It’s been one full trip around the sun since the terrifying onset of the COVID-19 pandemic. This time last year we were all panic buying toilet paper, hand sanitizer, and Clorox wipes. Shelves were empty, businesses were forced to close, and most of us stayed home, our eyes glued to the news. At that time, we knew very little about how the novel virus was transmitted, how to protect ourselves, and just how deadly it would be. We had to navigate mask mandates, social distancing, and city-wide lockdowns, all of which disrupted our everyday lives. As cases soared and the death toll rose into the hundreds of thousands, it was inevitable that someone you knew either contracted COVID or sadly passed
away from it.
This past year will go down as one of the darkest times in history, with over 550,000 people dead in the US, and nearly 3 million worldwide. Day after day of reaching record-high numbers of cases and deaths, there seemed to be no end in sight. Nonstop headlines of tragic stories and statistics affected our mental health and made it difficult to keep a positive outlook. 2020 couldn’t end soon enough, but now it seems we are rounding the corner of this pandemic.
In November, Pfizer and Moderna published their vaccine efficacy results, both announced they were about 95% effective at reducing the risk of COVID-19 infection. This gave us all a light at the end of a very dark tunnel to look forward to. With a change in administration, vaccine distribution in the US also changed drastically.
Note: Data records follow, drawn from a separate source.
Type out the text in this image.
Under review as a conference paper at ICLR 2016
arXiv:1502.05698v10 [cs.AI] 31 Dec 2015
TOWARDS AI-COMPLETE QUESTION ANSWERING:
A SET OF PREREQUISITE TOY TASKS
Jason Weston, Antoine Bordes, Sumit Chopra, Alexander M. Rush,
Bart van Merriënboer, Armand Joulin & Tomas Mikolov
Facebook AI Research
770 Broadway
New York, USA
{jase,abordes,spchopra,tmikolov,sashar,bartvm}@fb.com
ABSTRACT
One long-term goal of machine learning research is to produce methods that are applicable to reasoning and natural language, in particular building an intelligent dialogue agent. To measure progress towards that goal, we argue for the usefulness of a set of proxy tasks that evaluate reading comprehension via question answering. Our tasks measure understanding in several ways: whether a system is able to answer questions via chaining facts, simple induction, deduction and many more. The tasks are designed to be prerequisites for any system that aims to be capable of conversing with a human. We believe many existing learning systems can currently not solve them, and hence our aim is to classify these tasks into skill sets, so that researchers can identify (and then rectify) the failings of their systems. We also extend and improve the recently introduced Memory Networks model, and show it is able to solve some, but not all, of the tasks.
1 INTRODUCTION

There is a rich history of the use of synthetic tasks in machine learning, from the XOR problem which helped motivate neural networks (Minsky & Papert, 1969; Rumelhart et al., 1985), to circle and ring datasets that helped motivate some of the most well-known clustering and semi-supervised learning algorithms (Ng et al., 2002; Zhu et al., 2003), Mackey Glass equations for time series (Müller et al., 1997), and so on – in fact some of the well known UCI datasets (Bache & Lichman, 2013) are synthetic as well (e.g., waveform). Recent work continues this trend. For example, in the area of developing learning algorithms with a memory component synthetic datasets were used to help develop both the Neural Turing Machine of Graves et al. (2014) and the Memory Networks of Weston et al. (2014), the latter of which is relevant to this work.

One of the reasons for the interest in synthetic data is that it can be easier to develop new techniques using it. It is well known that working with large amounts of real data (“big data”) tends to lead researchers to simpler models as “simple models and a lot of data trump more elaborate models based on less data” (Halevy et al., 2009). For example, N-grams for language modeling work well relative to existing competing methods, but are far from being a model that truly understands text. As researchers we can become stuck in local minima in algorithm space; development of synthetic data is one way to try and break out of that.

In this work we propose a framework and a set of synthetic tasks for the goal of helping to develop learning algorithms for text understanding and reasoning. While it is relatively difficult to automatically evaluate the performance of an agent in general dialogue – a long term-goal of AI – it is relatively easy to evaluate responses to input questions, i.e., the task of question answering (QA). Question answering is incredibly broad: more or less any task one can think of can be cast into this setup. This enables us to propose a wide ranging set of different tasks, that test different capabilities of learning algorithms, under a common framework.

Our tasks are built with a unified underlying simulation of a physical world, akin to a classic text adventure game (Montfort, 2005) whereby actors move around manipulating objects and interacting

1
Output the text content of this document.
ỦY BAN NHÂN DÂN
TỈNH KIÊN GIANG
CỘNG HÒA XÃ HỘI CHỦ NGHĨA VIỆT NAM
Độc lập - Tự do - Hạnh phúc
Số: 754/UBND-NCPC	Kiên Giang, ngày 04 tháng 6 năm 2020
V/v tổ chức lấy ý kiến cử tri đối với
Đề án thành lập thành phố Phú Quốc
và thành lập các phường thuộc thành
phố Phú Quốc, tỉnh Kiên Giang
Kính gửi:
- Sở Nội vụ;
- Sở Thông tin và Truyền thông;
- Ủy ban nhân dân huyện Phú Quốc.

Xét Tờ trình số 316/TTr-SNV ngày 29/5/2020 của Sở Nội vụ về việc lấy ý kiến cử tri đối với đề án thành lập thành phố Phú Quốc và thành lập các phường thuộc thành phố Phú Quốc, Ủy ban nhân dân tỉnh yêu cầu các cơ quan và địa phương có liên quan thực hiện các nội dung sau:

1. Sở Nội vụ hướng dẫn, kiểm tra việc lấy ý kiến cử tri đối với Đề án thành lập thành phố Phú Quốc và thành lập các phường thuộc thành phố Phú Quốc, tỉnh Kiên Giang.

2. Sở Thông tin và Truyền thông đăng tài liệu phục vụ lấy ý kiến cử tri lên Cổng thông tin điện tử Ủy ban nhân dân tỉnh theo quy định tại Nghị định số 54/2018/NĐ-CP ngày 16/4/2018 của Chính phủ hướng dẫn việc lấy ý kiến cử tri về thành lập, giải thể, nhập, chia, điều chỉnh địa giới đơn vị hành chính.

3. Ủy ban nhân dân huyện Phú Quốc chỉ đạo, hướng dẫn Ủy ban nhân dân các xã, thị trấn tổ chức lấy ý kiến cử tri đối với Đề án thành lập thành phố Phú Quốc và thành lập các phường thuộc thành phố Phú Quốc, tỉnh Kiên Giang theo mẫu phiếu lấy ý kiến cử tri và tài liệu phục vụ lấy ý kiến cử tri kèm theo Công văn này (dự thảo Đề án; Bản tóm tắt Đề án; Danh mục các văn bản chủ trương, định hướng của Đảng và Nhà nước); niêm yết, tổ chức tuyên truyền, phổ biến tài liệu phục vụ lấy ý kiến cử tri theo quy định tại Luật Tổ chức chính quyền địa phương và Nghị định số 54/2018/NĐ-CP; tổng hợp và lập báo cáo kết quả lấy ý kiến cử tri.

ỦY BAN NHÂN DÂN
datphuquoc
President Biden reversed Trump’s policy of reserving second doses, and instead pushed for as many doses to be distributed as possible. This allowed many more first responders, healthcare workers, and essential workers to get the vaccine they desperately needed. February 1st was an important milestone in the US; more Americans were vaccinated than infected with COVID-19. President Biden set a goal of vaccinating 100 million Americans in his first 100 days in office and was doubted by many political pundits. On March 19th, the day before spring officially began, the US met the 100 million mark, surpassing the goal by over a month. Now that we are well into spring, the US has been vaccinating an incredible 2.5 million people per day thanks to optimized distribution and increased demand.
For months vaccine eligibility was limited to only super seniors (75 and older) or those with multiple health conditions. Luckily, many states have since expanded eligibility. By May 1st, all states must expand eligibility to everyone over 18. The more people who are vaccinated, the safer it is for all of us. The CDC has also issued new guidelines that say fully vaccinated people can gather safely without masks; yet another incentive to get vaccinated. With the help of the COVID task force, President Biden has announced a tentative date for a return to normalcy: Independence Day.
Hopefully, the end is near folks. Adapting to pandemic life wasn’t easy, virtually everything changed overnight. We transitioned to working and learning from home, stayed away from friends and family, and even missed out on major life events like graduations and weddings. In some ways, our lives will remain permanently changed by this pandemic, but thankfully we can start to count down the days until everything returns to normal.